The impulse to assure cis men that their emotions don’t actually put them in nearer proximity to womanhood or queerness (“Don’t worry, crying doesn’t make you look like a woman!”) or that they experience emotional difficulties more profoundly than how maGes experience them is patriarchal at its core, not feminist. The problem of cis men’s loneliness is not special and unique from the problem of loneliness in general. The only thing about cis men’s emotional dysregulation that makes it notably distinct from how maGes experience emotional dysregulation is that we live in a society meant to cater to and alleviate cis men’s alienation, whereas the alienation of the gender marginalized is understood as the system working as intended. A cis man being lonely is seen as a social problem, a woman or queer person being lonely is seen as shameful personal failure. Continuing to cater to cis men’s desire to differentiate themselves from maGes while having their (only self-serving) emotional liberation too will never get to the core of the issue that is cis men’s fear of losing their power.

That cis men struggle with figuring out how to authentically express their emotions while being able to continue to differentiate themselves from women and other marginalized genders is not a feminist concern. It is patriarchy working to reconstitute itself in a new form and the result is the same: the centering of the emotional lives of cis men over the material needs of the gender marginalized.
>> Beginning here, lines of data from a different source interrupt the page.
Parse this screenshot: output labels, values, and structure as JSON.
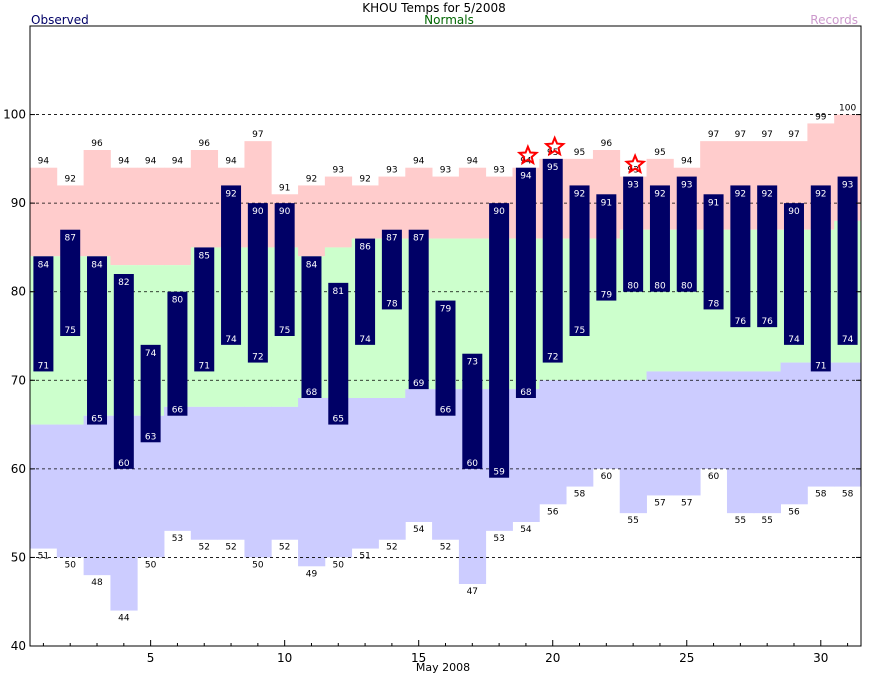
{
  "colors": {
    "observed": "#000066",
    "observed_label": "#ffffff",
    "normals_fill": "#ccffcc",
    "record_high_fill": "#ffcccc",
    "record_low_fill": "#ccccff",
    "title": "#000000",
    "legend_observed": "#000066",
    "legend_normals": "#006600",
    "legend_records": "#cc99cc",
    "star": "#ff0000",
    "grid": "#000000"
  },
  "chart_data": {
    "type": "bar",
    "title": "KHOU Temps for 5/2008",
    "xlabel": "May 2008",
    "ylabel": "",
    "legend": {
      "observed": "Observed",
      "normals": "Normals",
      "records": "Records"
    },
    "ylim": [
      40,
      110
    ],
    "yticks": [
      40,
      50,
      60,
      70,
      80,
      90,
      100
    ],
    "yticks_labels": [
      "40",
      "50",
      "60",
      "70",
      "80",
      "90",
      "100"
    ],
    "xlim": [
      0.5,
      31.5
    ],
    "xticks": [
      5,
      10,
      15,
      20,
      25,
      30
    ],
    "xticks_labels": [
      "5",
      "10",
      "15",
      "20",
      "25",
      "30"
    ],
    "grid_dashed": [
      50,
      60,
      70,
      80,
      90,
      100
    ],
    "days": [
      1,
      2,
      3,
      4,
      5,
      6,
      7,
      8,
      9,
      10,
      11,
      12,
      13,
      14,
      15,
      16,
      17,
      18,
      19,
      20,
      21,
      22,
      23,
      24,
      25,
      26,
      27,
      28,
      29,
      30,
      31
    ],
    "observed_high": [
      84,
      87,
      84,
      82,
      74,
      80,
      85,
      92,
      90,
      90,
      84,
      81,
      86,
      87,
      87,
      79,
      73,
      90,
      94,
      95,
      92,
      91,
      93,
      92,
      93,
      91,
      92,
      92,
      90,
      92,
      93
    ],
    "observed_low": [
      71,
      75,
      65,
      60,
      63,
      66,
      71,
      74,
      72,
      75,
      68,
      65,
      74,
      78,
      69,
      66,
      60,
      59,
      68,
      72,
      75,
      79,
      80,
      80,
      80,
      78,
      76,
      76,
      74,
      71,
      74
    ],
    "normal_high": [
      84,
      84,
      84,
      83,
      83,
      83,
      85,
      85,
      85,
      85,
      84,
      85,
      86,
      86,
      86,
      86,
      86,
      86,
      86,
      86,
      86,
      86,
      87,
      87,
      87,
      87,
      87,
      87,
      87,
      87,
      88
    ],
    "normal_low": [
      65,
      65,
      66,
      66,
      66,
      67,
      67,
      67,
      67,
      67,
      68,
      68,
      68,
      68,
      69,
      69,
      69,
      69,
      69,
      70,
      70,
      70,
      70,
      71,
      71,
      71,
      71,
      71,
      72,
      72,
      72
    ],
    "record_high": [
      94,
      92,
      96,
      94,
      94,
      94,
      96,
      94,
      97,
      91,
      92,
      93,
      92,
      93,
      94,
      93,
      94,
      93,
      94,
      95,
      95,
      96,
      93,
      95,
      94,
      97,
      97,
      97,
      97,
      99,
      100
    ],
    "record_low": [
      51,
      50,
      48,
      44,
      50,
      53,
      52,
      52,
      50,
      52,
      49,
      50,
      51,
      52,
      54,
      52,
      47,
      53,
      54,
      56,
      58,
      60,
      55,
      57,
      57,
      60,
      55,
      55,
      56,
      58,
      58
    ],
    "record_high_set_days": [
      19,
      20,
      23
    ]
  }
}
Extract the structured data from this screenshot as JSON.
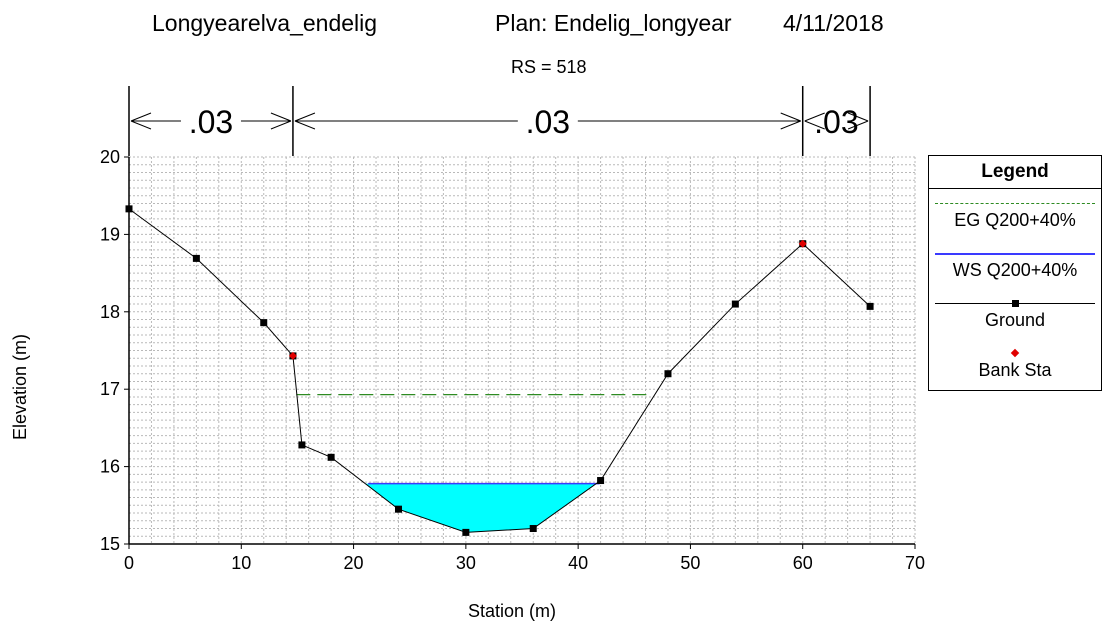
{
  "header": {
    "project": "Longyearelva_endelig",
    "plan": "Plan: Endelig_longyear",
    "date": "4/11/2018",
    "rs": "RS = 518"
  },
  "chart_data": {
    "type": "line",
    "xlabel": "Station (m)",
    "ylabel": "Elevation (m)",
    "xlim": [
      0,
      70
    ],
    "ylim": [
      15,
      20
    ],
    "xticks": [
      0,
      10,
      20,
      30,
      40,
      50,
      60,
      70
    ],
    "yticks": [
      15,
      16,
      17,
      18,
      19,
      20
    ],
    "grid": true,
    "legend_position": "right",
    "manning": [
      {
        "label": ".03",
        "from": 0,
        "to": 14.6
      },
      {
        "label": ".03",
        "from": 14.6,
        "to": 60
      },
      {
        "label": ".03",
        "from": 60,
        "to": 66
      }
    ],
    "series": [
      {
        "name": "EG Q200+40%",
        "style": "dashed",
        "color": "#2e8b22",
        "x": [
          14.9,
          46.2
        ],
        "y": [
          16.93,
          16.93
        ]
      },
      {
        "name": "WS Q200+40%",
        "style": "solid",
        "color": "#3a3aff",
        "x": [
          21.3,
          41.9
        ],
        "y": [
          15.78,
          15.78
        ]
      },
      {
        "name": "Ground",
        "style": "line-marker",
        "color": "#000000",
        "x": [
          0,
          6,
          12,
          14.6,
          15.4,
          18,
          24,
          30,
          36,
          42,
          48,
          54,
          60,
          66
        ],
        "y": [
          19.33,
          18.69,
          17.86,
          17.43,
          16.28,
          16.12,
          15.45,
          15.15,
          15.2,
          15.82,
          17.2,
          18.1,
          18.88,
          18.07
        ]
      },
      {
        "name": "Bank Sta",
        "style": "marker",
        "color": "#e00000",
        "x": [
          14.6,
          60
        ],
        "y": [
          17.43,
          18.88
        ]
      }
    ]
  },
  "legend": {
    "title": "Legend"
  }
}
The pressing feminist issue regarding cis men’s emotions is their overrepresentation in our lives, not their absence. Cis men’s emotions frequently dominate the spaces they are in and via the technology of patriarchy are reframed as mere expressions of Logic and Reason we must submit to. MaGes must constantly cater to cis men’s feelings and navigate them with extreme care just to be safe, and even the most extravagant rituals of caretaking and subservience cannot always offer protection when their entitled rage has been triggered. Every negative emotion cis men experience is seen as the failure of a woman or otherwise gender marginalized person to properly caretake for them. Their insecurities and jealousies are treated as acceptable causes for the assault, abuse, and murder of the gender marginalized. Their anxieties and entitlements and the system that empowers them lose us access to resources, housing, communities, healthcare, and more. Cis men don’t need to learn to express their emotions more, they need to reduce their sense of entitlement to the caretaking of marginalized genders as well as their fear of being perceived as similar to us. They must also expand their sense of maGes as people who have equally rich and complex emotional lives, and thus are people in need of reciprocal support and solidarity.

Cis men truly interested in being liberated in their emotions in ways that don’t refer to patriarchal power see their loneliness as a struggle they share in common with women and queer people — a point of solidarity — rather than trying to differentiate themselves from maGes by articulating their feelings as more special or profound. They stop looking to other cis men for role models altogether. The serious ones find the courage to cry like a real fag! They’re screaming like women, learning about their masculinity from trans people, and being devalued by other cis men as a result! It is simply impossible to reject patriarchal hegemony while still being fully accepted by it, and it is far past time that we stop pretending otherwise to coddle the endless sensitivities of cis men. The price (and gift) of authenticity is closer proximity to queerness. Cis men can take the risks inherent in rejecting the system that gives them their power, or continue to conform to its hegemony, but they cannot do both. If their store-bought masculinity chafes, let them remove it themselves. We need not take the time, energy, and resources to attempt to refit such fragile garments and there is no shortage of other options for them should they really care to look.